EMC(s emc) on Tuesday launched its Isilon NAS product melded with EMC’s own Greenplum Hadoop distribution.
This is the latest in a series of vendor moves to address customers’ need to make sense out of massive amounts of structured and unstructured data generated by people, by applications, by servers and by devices. The resulting trove is too much for traditional relational databases and ancillary tools to handle, which is why legacy IT vendors from IBM(s ibm) to Microsoft(s msft) are diving into Hadoop, the framework seen as best suited for handling all this distributed and diverse information.
EMC’s pitch boils down to its view that Isilon’s native OneFS file system can do a better job handling big data than Hadoop’s native HDFS. “You can’t just say ‘big data’ and cross yourself. We’re fleshing out the story,” said Jeremy Burton, EVP with EMC, in an interview last week. “With Hadoop, we’ve got a distribution we’ve integrated with Greenplum to run queries across both [data sets.] Hadoop’s HDFS file system — it’s cheap and cheerful and useful. But at a petabyte scale, why not run OneFS? If you want to scale out to a petabyte, drop in Isilon and you’re done. If you need to add more nodes to the cluster, our file system automatically takes care of them.”

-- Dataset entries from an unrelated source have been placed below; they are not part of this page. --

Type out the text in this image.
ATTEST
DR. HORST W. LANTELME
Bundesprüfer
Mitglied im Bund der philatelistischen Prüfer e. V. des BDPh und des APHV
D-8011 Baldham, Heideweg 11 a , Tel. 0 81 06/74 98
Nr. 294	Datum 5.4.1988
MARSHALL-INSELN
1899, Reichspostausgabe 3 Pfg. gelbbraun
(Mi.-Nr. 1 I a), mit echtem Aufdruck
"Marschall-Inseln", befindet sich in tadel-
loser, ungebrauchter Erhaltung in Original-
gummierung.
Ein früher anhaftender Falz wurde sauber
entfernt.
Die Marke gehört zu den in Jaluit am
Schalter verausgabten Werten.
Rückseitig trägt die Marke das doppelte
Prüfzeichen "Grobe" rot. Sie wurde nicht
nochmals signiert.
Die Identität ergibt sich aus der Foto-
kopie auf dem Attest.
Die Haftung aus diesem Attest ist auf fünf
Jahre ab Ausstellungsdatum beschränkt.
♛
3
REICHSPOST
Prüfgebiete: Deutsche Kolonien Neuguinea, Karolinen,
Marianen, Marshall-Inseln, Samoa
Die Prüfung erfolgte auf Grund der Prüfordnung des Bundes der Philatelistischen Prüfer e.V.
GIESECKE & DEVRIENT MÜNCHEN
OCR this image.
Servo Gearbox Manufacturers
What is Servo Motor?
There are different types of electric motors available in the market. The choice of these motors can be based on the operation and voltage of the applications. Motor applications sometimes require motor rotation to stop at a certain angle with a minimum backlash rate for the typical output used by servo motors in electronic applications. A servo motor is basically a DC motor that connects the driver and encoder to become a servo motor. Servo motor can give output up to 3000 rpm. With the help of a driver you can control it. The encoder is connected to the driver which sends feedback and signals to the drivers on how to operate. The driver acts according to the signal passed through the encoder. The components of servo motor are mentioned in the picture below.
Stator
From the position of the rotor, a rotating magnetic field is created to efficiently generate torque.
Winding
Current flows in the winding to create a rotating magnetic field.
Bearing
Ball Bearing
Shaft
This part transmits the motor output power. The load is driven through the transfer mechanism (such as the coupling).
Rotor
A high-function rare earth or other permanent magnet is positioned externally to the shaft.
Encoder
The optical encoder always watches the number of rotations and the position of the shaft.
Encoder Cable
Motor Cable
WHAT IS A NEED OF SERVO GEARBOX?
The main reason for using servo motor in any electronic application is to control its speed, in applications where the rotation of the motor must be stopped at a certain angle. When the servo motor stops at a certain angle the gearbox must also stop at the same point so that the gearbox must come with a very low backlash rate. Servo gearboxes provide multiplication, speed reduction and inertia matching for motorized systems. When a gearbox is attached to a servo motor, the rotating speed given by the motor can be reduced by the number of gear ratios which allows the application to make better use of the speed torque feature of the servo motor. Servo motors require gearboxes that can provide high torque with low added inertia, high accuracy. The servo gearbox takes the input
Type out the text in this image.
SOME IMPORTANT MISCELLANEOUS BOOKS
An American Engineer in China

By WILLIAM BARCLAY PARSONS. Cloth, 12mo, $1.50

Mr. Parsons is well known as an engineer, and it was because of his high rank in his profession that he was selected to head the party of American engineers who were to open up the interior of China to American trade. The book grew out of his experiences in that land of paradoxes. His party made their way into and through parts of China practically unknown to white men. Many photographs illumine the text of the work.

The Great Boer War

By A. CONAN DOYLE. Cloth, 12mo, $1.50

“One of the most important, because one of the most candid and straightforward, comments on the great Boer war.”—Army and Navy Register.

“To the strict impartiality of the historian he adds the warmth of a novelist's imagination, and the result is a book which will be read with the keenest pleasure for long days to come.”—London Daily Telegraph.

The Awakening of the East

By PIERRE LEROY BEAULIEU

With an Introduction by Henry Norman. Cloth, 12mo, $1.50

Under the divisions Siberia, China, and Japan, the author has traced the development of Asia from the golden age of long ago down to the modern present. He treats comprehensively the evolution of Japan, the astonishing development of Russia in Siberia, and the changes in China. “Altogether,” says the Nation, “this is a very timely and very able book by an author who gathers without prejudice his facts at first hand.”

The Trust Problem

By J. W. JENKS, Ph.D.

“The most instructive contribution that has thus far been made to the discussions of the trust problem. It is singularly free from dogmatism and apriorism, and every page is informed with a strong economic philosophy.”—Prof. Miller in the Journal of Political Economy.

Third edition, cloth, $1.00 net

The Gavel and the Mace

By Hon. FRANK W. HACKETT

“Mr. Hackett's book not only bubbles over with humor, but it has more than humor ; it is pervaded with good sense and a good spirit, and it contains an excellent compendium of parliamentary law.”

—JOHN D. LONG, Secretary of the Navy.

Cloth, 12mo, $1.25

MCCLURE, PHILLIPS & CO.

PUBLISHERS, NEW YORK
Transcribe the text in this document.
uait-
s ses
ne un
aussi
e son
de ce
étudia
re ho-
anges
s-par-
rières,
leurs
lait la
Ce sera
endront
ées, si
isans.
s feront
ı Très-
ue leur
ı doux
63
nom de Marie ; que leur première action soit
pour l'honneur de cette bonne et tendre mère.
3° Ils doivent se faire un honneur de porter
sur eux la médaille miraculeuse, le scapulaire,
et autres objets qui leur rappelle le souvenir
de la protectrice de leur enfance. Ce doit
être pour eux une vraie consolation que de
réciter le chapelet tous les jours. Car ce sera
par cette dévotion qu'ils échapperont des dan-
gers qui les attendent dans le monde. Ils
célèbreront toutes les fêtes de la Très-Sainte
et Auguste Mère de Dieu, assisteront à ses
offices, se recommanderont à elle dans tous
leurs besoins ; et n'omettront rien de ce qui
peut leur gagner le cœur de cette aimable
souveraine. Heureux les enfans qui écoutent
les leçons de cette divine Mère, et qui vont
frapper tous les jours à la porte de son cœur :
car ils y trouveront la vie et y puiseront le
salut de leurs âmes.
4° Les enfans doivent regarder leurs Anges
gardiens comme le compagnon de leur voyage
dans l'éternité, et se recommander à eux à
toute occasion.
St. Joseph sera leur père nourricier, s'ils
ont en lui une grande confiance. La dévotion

In this offering, Isilon’s OneFS integrates the Hadoop Distributed File System protocol so it can apply it to whatever massive amounts of information reside in its scale-out storage repository. EMC’s enterprise Hadoop distribution uses the MAPR file system.
The new Isilon-Greenplum product, available now, also shows that EMC has been busily integrating a series of acquisitions for an assault on the big data problem. EMC bought Isilon in July 2010 and Greenplum along with its analytic database appliance, the following November.